Dana Irene Tiger
1961 (age 60–61)
|Nationality||Muscogee Nation, American|
|Education||Oklahoma State University, Bacone College|
Dana Tiger (born 1961) is a Muscogee art of Seminole and Cherokee descent from Oklahoma. Her artwork focuses on portrayals of strong women. She uses art as a medium for activism and raising awareness. Tiger was inducted into the Oklahoma Women's Hall of Fame in 2001.
Dana Irene Tiger was born in 1961 to Jerome Tiger and Peggy Richmond. Her father was a full blood Native American of Muskogee-Seminole heritage and her mother is a member of the Cherokee Nation. Tiger's father died of an accidental gunshot wound when she was 5 years old and she was raised by her mother. To promote her father's work, keep his legacy alive, and be taken seriously as an art dealer, Tiger's mother ran the business pretending to be a man. Jerome's brother, Johnny Tiger Jr., acted as the family patriarch, told stories of their father to his children, and surrounded them with art.
Tiger attended Oklahoma State University from 1981 to 1984 as a student in the College of Arts and Sciences. She later attended Bacone College.
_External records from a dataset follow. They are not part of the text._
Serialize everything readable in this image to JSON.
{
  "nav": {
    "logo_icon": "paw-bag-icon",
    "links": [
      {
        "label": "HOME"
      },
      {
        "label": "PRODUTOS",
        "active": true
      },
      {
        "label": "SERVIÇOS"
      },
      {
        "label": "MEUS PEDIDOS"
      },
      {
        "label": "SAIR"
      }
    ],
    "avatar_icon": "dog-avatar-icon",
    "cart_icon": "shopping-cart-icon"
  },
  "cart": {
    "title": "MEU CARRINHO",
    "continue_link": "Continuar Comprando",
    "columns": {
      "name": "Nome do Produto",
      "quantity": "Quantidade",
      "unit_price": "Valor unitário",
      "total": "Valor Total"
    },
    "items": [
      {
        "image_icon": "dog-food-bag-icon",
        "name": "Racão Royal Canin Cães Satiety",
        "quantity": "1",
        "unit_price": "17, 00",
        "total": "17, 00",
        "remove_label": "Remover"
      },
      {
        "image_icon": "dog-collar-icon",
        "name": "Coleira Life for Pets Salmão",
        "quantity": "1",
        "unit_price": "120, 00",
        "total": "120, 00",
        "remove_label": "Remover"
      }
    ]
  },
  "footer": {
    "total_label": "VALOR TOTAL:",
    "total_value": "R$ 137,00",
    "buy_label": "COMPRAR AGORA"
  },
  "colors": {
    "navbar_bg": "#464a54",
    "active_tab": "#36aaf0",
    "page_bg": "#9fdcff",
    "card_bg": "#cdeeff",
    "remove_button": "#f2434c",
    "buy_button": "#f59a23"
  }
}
Tiger first began painting at age 24, after she left Oklahoma State University. Dana was inspired by the legacy of her father, Jerome Tiger, an exemplary artist who revolutionized the portrayal of Native Americans through his unique art style. Her themes of strong women grew out of personal experiences of discrimination and tragedy. She uses art as a medium to empower women. Dana's art is often centered around her sense of womanhood and the strength of those that surround her. Characteristics of her paintings are resilient Native women depicted in both historical and contemporary leadership positions, usually in watercolor or acrylic.
Tiger often combines artwork and advocacy, promoting benefits for the AIDS Coalition for Indian Outreach, the American Cancer Society, the National Organization for Women, and the Ozark Literacy Council among others. Native American health is a particular focus. While promoting healing and growth through art, she is also a mother, sister, and grandmother.
Tiger had planned to remain single and dedicate her life to art, but when her brother was murdered in 1990 and her sister was diagnosed with HIV/AIDS two years later, her view of the world changed. She felt that she could honor her siblings by bringing new life into the world. Tiger married Donnie Blair on 7 November 1992. They have two children: a daughter Christie, born 1 September 1993, named after her brother, and a son, Coleman Lisan, born 16 July 1995, named for her sister. Both of her children are award-winning artists.
In 1999, Tiger was diagnosed with Parkinson's disease. Soon after her diagnosis, Tiger's sister Lisa was also diagnosed with Parkinson's.
In 2002, she founded a non-profit organization, Legacy Cultural Learning Community, to foster arts development for Native youth.
Tiger's painting We Ride Again was chosen as the cover art for the 2006 Oklahoma Women's Almanac.
A collection of Tiger's work was shown as a part of the Oklahoma Painters exhibition at the Grand Palais, Paris in 2011. She was one of 11 Native American artists who was selected to show at the exhibition.